Queen of Wands - Confident creativity, warm authority, the person who shifts a room's energy without meaning to. She tends her own fire well.
King of Wands - Visionary leadership, charisma grounded in capability. He sets the direction and trusts others to build it.

A Note on Court Cards
The sixteen court cards (Page, Knight, Queen, King in each suit) tend to confuse people more than any other part of the deck. They can represent actual people in your life, aspects of your own personality, or a developmental stage you're moving through. Pages are the student: curious, unfinished, beginning to learn. Knights are the seeker, active, passionate, sometimes reckless. Queens are the master who works from within (receptive authority, deep knowing). Kings are the master who works outward; established power, visible command. For the full framework, see our court card meanings guide.

How to Use This Page
Don't try to memorize all 78 meanings. Instead, pull your card, read the short meaning here, then look at the actual image on the card in front of you. The pictures are doing most of the work: colors, posture, facial expressions, small objects you almost missed. The written meaning is a starting point. Your eyes on the image are the real reading. For guidance on spreads, see our tarot spreads and reading guide. For reversed card meanings, see how to read reversed tarot cards.

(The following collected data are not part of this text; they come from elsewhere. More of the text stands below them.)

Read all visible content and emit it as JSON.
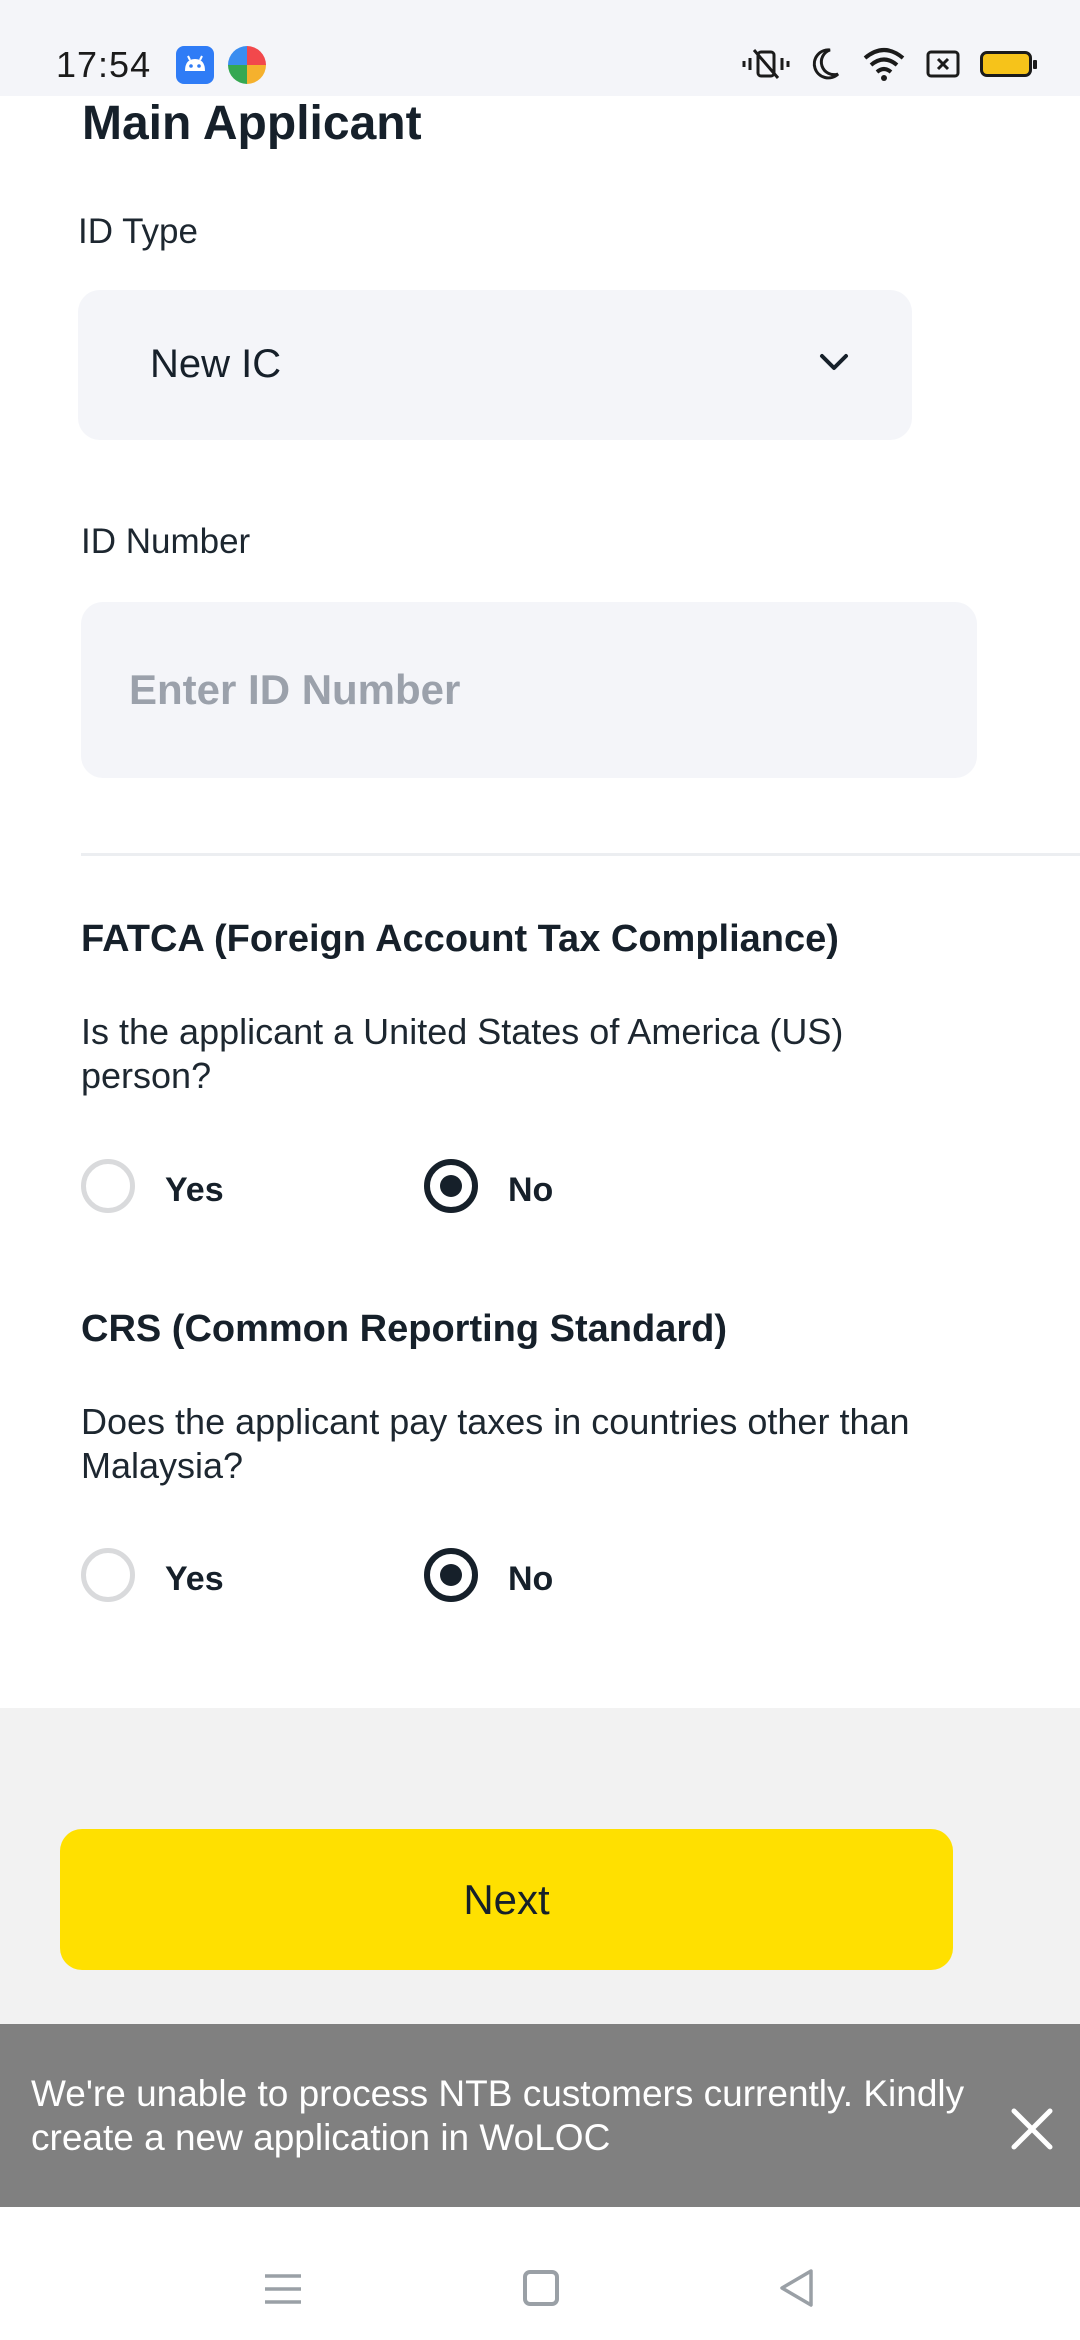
{
  "status_bar": {
    "time": "17:54",
    "left_icons": [
      "android-app-icon",
      "colorful-app-icon"
    ],
    "right_icons": [
      "vibrate-icon",
      "moon-icon",
      "wifi-icon",
      "screen-icon",
      "battery-icon"
    ],
    "battery_color": "#f6c31a"
  },
  "page": {
    "title": "Main Applicant"
  },
  "id_type": {
    "label": "ID Type",
    "value": "New IC"
  },
  "id_number": {
    "label": "ID Number",
    "placeholder": "Enter ID Number",
    "value": ""
  },
  "fatca": {
    "title": "FATCA (Foreign Account Tax Compliance)",
    "question": "Is the applicant a United States of America (US) person?",
    "options": [
      {
        "label": "Yes",
        "selected": false
      },
      {
        "label": "No",
        "selected": true
      }
    ]
  },
  "crs": {
    "title": "CRS (Common Reporting Standard)",
    "question": "Does the applicant pay taxes in countries other than Malaysia?",
    "options": [
      {
        "label": "Yes",
        "selected": false
      },
      {
        "label": "No",
        "selected": true
      }
    ]
  },
  "actions": {
    "next_label": "Next",
    "next_color": "#ffe000"
  },
  "toast": {
    "message": "We're unable to process NTB customers currently. Kindly create a new application in WoLOC",
    "background": "#808080"
  },
  "nav_bar": {
    "buttons": [
      "menu-icon",
      "home-icon",
      "back-icon"
    ]
  }
}
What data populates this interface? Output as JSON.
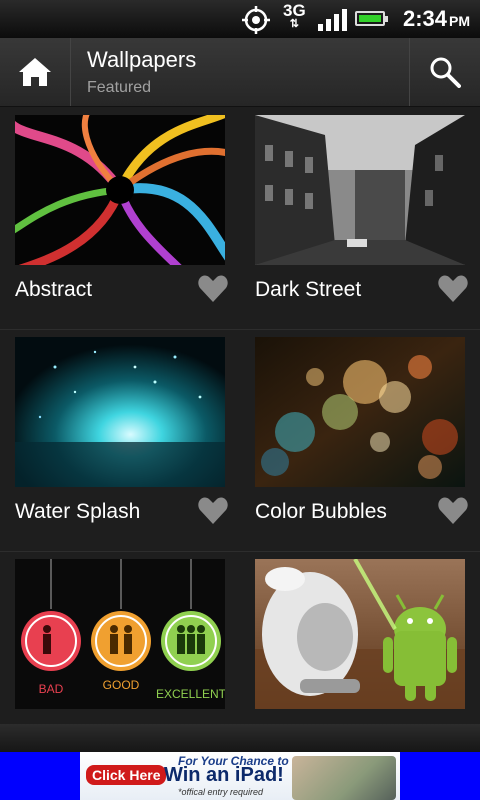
{
  "status_bar": {
    "network": "3G",
    "time": "2:34",
    "ampm": "PM"
  },
  "action_bar": {
    "title": "Wallpapers",
    "subtitle": "Featured"
  },
  "wallpapers": [
    {
      "name": "Abstract",
      "favorited": false
    },
    {
      "name": "Dark Street",
      "favorited": false
    },
    {
      "name": "Water Splash",
      "favorited": false
    },
    {
      "name": "Color Bubbles",
      "favorited": false
    },
    {
      "name": "",
      "thumb_labels": [
        "BAD",
        "GOOD",
        "EXCELLENT"
      ],
      "favorited": false
    },
    {
      "name": "",
      "favorited": false
    }
  ],
  "ad": {
    "button": "Click Here",
    "line1": "For Your Chance to",
    "line2": "Win an iPad!",
    "line3": "*offical entry required"
  },
  "colors": {
    "ad_background": "#0000ff",
    "heart": "#8a8a8a",
    "battery": "#32d12a"
  }
}
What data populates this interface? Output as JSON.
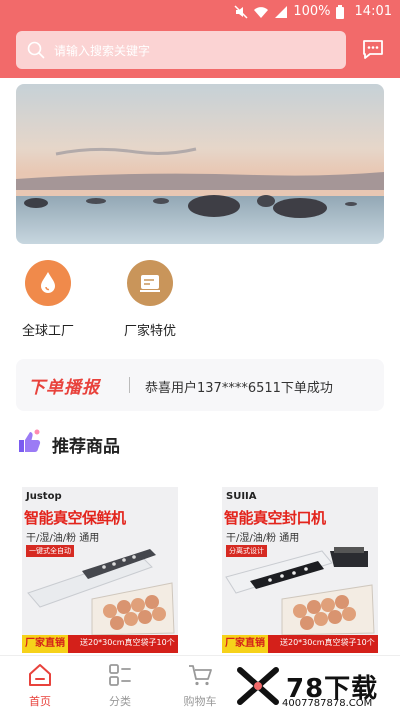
{
  "status_bar": {
    "battery": "100%",
    "time": "14:01"
  },
  "search": {
    "placeholder": "请输入搜索关键字"
  },
  "quick_entries": [
    {
      "label": "全球工厂",
      "icon": "drop-icon",
      "color": "#f08a4b"
    },
    {
      "label": "厂家特优",
      "icon": "card-icon",
      "color": "#c9955a"
    }
  ],
  "broadcast": {
    "tag": "下单播报",
    "message": "恭喜用户137****6511下单成功"
  },
  "recommend": {
    "title": "推荐商品"
  },
  "products": [
    {
      "brand": "Justop",
      "title": "智能真空保鲜机",
      "subtitle": "干/湿/油/粉 通用",
      "badge": "一键式全自动",
      "strip_tag": "厂家直销",
      "strip_text": "送20*30cm真空袋子10个"
    },
    {
      "brand": "SUIIA",
      "title": "智能真空封口机",
      "subtitle": "干/湿/油/粉 通用",
      "badge": "分离式设计",
      "strip_tag": "厂家直销",
      "strip_text": "送20*30cm真空袋子10个"
    }
  ],
  "nav": [
    {
      "label": "首页",
      "icon": "home-icon",
      "active": true
    },
    {
      "label": "分类",
      "icon": "category-icon",
      "active": false
    },
    {
      "label": "购物车",
      "icon": "cart-icon",
      "active": false
    }
  ],
  "watermark": {
    "name": "78下载",
    "site": "4007787878.COM"
  },
  "colors": {
    "header": "#f26a6a",
    "accent": "#e8423c",
    "nav_active": "#e8423c",
    "nav_inactive": "#999999"
  }
}
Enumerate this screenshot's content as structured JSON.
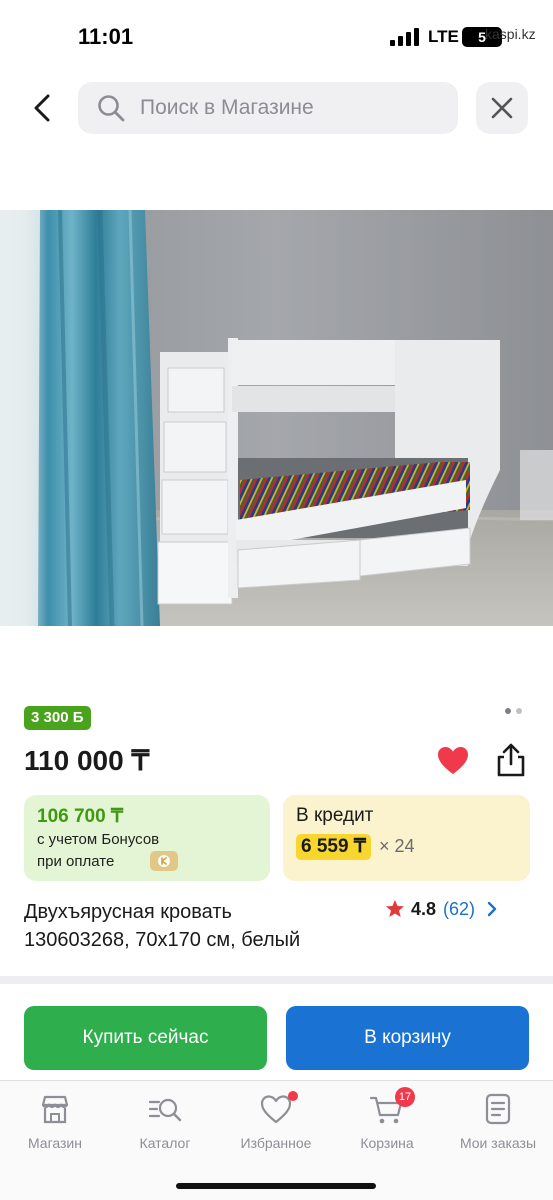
{
  "status_bar": {
    "time": "11:01",
    "network": "LTE",
    "battery": "5",
    "watermark": "kaspi.kz"
  },
  "search": {
    "placeholder": "Поиск в Магазине"
  },
  "product": {
    "bonus_badge": "3 300 Б",
    "price": "110 000 ₸",
    "bonus_card": {
      "price": "106 700 ₸",
      "line1": "с учетом Бонусов",
      "line2": "при оплате"
    },
    "credit_card": {
      "title": "В кредит",
      "amount": "6 559 ₸",
      "multiplier": "× 24"
    },
    "title_line1": "Двухъярусная кровать",
    "title_line2": "130603268, 70x170 см, белый",
    "rating": {
      "value": "4.8",
      "count": "(62)"
    },
    "favorite": true,
    "image_count": 2,
    "active_image": 0
  },
  "actions": {
    "buy_now": "Купить сейчас",
    "add_to_cart": "В корзину"
  },
  "tab_bar": {
    "items": [
      {
        "label": "Магазин",
        "icon": "shop-icon"
      },
      {
        "label": "Каталог",
        "icon": "catalog-search-icon"
      },
      {
        "label": "Избранное",
        "icon": "heart-outline-icon"
      },
      {
        "label": "Корзина",
        "icon": "cart-icon",
        "badge": "17"
      },
      {
        "label": "Мои заказы",
        "icon": "orders-icon"
      }
    ]
  },
  "colors": {
    "bonus_green": "#4aa31c",
    "favorite_red": "#f0394a",
    "buy_green": "#2fae4d",
    "cart_blue": "#1a73d2",
    "credit_yellow": "#f6d62f",
    "link_blue": "#1a73c8"
  }
}
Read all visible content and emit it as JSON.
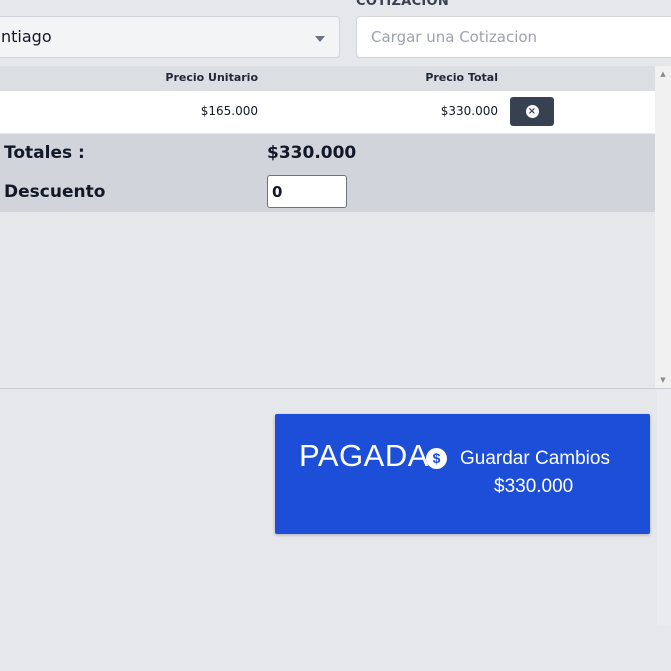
{
  "header": {
    "quote_label": "COTIZACION",
    "location_select_value": "ntiago",
    "quote_input_placeholder": "Cargar una Cotizacion"
  },
  "table": {
    "columns": [
      "Precio Unitario",
      "Precio Total"
    ],
    "rows": [
      {
        "unit_price": "$165.000",
        "total_price": "$330.000"
      }
    ]
  },
  "summary": {
    "totals_label": "Totales :",
    "totals_value": "$330.000",
    "discount_label": "Descuento",
    "discount_value": "0"
  },
  "action": {
    "status": "PAGADA",
    "save_label": "Guardar Cambios",
    "save_amount": "$330.000",
    "accent_color": "#1d4ed8"
  },
  "icons": {
    "select_caret": "chevron-down-icon",
    "remove": "x-circle-icon",
    "money": "dollar-circle-icon"
  }
}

Frequently Asked Questions
Do I need to memorize all 78 tarot card meanings?
No. The most experienced readers don't work from memorized definitions. They work from the images. Learn the number-suit grid (what each number does, what each suit governs) and you can read any pip card by combining those two pieces. The Major Arcana take longer to internalize, but they come through repetition, not flash cards. Use this page as a reference until the meanings start living in your own experience.
What if I pull a card I don't understand?
Look at the image before you look up the meaning. Notice the colors, the figures, what they're doing with their hands, what direction they face. Your first gut response to the picture is often more accurate than any book definition. Then read the meaning here to see if it confirms or expands what you noticed. If the card still feels opaque, sit with it. Some cards take a few days to reveal what they were pointing at.
Do reversed cards mean the opposite of the upright meaning?
Rarely. A reversal usually indicates a blocked, internalized, or excessive version of the upright energy rather than its opposite. The Five of Cups upright is grief. Reversed, it's more likely stuck grief, or grief you're refusing to feel, than it is sudden happiness. Think of reversals as the same energy turned inward or turned up too loud. Our reversed cards guide covers this in depth.
What's the difference between Major and Minor Arcana?
Major Arcana cards represent fundamental life themes and transformations, the big structural forces. Minor Arcana cards represent everyday situations, feelings, and decisions within those larger themes. If the Major Arcana is the weather system, the Minor Arcana is today's forecast. Both matter. A spread full of Major Arcana means something significant is moving. A spread full of Minor Arcana means the big picture is stable and the details need your attention.
Can I read tarot for myself?
Yes. Self-reading is how most people learn the cards, and the intimacy of reading for yourself produces insights that reading for others sometimes doesn't. The one skill to develop is honesty, the willingness to accept what the cards show even when you were hoping for a different answer. If you find yourself pulling extra cards to "clarify" until you get one you like, that's the moment to stop and sit with the first card you drew.